Quante volte capita di vedere dei manichini nudi dalle vetrine in allestimento. Tutto verrebbe da pensare fuorché dietro ci sia un lavoro artigianale. Invece c’è chi, i manichini, li ha sempre realizzati a mano e continua tuttora a farli così, perché crede che l’artigianalità, in un’era dove tutto o quasi è possibile alle tecnologie, sia un valore aggiunto. E’il caso di Gainluigi Contesini e della sua fabbrica di manichini sartoriali Arte Vetrina che, da oggi, in Galleria delle Cinque Lune, alle spalle di piazza Navona, a Roma, mostra al pubblico come busti apparentemente inanimati possano raccontare in realtà molto di più: ad esempio i canoni di bellezza femminili che si sono susseguiti dall’epoca di realizzazione dei primi manichini ai nostri giorni.
Inserita nel calendario degli eventi collaterali della settimana delle sfilate romane e con il patrocinio di Altaroma, “MÀNNEKEN- Manichini artistici e di moda: creatività artigiana”, organizzata dalla giornalista Stefania Giacomini e dall’ufficio stampa di Emilio Sturla Furnò, è un’esposizione delle maestranze di Arte Vetrina dal 1922 fino ad oggi, un percorso visivo tra diverse “etiche del manichino”: dalle collezioni dedicate alle grandi maison come Ferragamo, Valentino, Fendi, per citarne alcune, che sembrano incarnare l’essenza riconoscibile di quei marchi, a serie intitolate alla bellezza italiana da chi ci guarda dal di fuori, come quella della casa giapponese Kyoya. Manichini ecosostenibili, come “Replique”, costruito interamente con materiale riciclato e riciclabile, o, perché no, manichini in disuso recuperati dall’archivio storico di Arte Vetrina e dotati di una nuova vita, nell’opera “Fuori dalla Rete” della designer Ludovica Cirillo.

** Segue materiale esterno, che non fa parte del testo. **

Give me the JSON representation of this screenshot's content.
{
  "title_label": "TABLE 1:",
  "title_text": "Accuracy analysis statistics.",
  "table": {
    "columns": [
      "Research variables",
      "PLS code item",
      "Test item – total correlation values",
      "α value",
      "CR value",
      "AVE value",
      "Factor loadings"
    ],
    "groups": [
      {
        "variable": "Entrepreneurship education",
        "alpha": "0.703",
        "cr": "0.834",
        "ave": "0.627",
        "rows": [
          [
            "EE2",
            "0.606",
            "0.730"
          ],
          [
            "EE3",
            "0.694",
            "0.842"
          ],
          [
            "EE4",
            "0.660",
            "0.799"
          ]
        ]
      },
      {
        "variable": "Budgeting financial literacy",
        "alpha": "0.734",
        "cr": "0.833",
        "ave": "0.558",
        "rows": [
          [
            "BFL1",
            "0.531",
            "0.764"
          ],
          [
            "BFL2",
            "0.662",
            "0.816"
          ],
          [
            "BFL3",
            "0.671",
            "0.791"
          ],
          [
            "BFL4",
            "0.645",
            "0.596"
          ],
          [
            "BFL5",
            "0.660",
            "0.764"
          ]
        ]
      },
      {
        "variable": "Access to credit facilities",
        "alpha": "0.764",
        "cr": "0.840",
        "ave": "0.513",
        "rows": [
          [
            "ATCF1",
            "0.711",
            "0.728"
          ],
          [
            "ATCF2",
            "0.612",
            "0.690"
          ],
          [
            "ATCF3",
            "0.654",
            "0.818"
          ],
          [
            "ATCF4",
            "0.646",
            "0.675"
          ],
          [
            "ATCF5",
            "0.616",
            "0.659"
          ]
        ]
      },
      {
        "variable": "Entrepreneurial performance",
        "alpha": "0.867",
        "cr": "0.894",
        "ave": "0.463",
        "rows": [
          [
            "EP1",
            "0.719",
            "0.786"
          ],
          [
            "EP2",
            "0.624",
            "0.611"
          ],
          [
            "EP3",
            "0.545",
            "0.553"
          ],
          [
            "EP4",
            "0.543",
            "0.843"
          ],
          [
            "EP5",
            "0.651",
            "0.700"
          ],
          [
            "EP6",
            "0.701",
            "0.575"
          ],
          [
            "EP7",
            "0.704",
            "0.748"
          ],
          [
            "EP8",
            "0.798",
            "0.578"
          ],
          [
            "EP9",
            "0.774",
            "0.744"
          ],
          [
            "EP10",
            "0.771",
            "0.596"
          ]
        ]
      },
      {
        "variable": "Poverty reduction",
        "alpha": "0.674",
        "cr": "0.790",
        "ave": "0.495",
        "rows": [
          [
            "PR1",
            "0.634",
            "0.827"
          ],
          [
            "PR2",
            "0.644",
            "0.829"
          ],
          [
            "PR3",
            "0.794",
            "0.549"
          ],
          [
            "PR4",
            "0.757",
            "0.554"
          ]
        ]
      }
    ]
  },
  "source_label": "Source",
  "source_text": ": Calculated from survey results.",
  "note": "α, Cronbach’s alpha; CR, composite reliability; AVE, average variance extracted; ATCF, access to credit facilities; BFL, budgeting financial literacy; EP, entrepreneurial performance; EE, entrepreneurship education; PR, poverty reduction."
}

“E’ la prima volta che allestiamo un’esposizione così come l’abbiamo studiata adesso” ha commentato Gianluigi Contesini, tra gli organizzatori di MÀNNEKEN nonché titolare di Arte Vetrina, “è una storia di laboratorio, che spiega il suo passato e contemporaneamente guarda al futuro”. Intento della mostra, infatti, è quello di rilanciare la dimensione dell’artigianalità agli occhi di pubblico e mass media, in particolare sensibilizzando i giovani a quelle “tradizioni artigianali che ci hanno fatto grandi come Paese e rimangono uniche: gli altri ci copiano!” ha detto sorridendo Contesini che, di tradizioni, ne sa qualcosa: fu un suo antenato, Giovanni Rosa, ad aprire una delle prime botteghe di produzione di manichini in Italia, a Milano, ma soprattutto il primo ad imprimere volti più realistici alle sculture in resina, prendendo ispirazione dalle stelle nascenti del cinema. E’ poi un altro Contesini, Matteo, padre di Gianluigi, a spostare il laboratorio a Roma e a continuare il fruttuoso sodalizio con musei e cinema che ha portato l’attuale Arte Vetrina ad essere tra le più accreditate fabbriche di manichini a livello nazionale ed estero.
Dietro al “piccolo uomo” (questo infatti vuol dire l’olandese manneken ,coniato a fine ‘700 per indicare i modelli di dimensioni ridotte che le sarte inviavano da Parigi alle dame di tutte le corti d’Europa e non solo, affinché fossero al passo con i tempi sulle ultime mode) c’è un lavoro lunghissimo, ha spiegato Contesini: “prima di costruire un manichino si parte dallo studio della vestibilità e dell’immagine che il cliente vuole esprimere e poi si passa al disegno del bozzetto e alla modellazione con il gesso, tutto rigorosamente a mano, dalla falegnameria, ai metalli, al trucco perché si parla di pezzi unici”.
Un settore che, quindi , inaspettatamente, può offrire anche molto lavoro ai giovani. “Tutto va di pari passo con il mercato” spiega il patron di Arte Vetrina, realista sui tempi che viviamo. In ogni caso, la sua fabbrica è un esempio di artigianato che resiste: “un grande laboratorio dove ognuno ha una mansione artistica: c’è sempre spazio per imparare”ha concluso Contesini, lasciando una porta aperta all’artigianato come via di rilancio per il nostro Paese.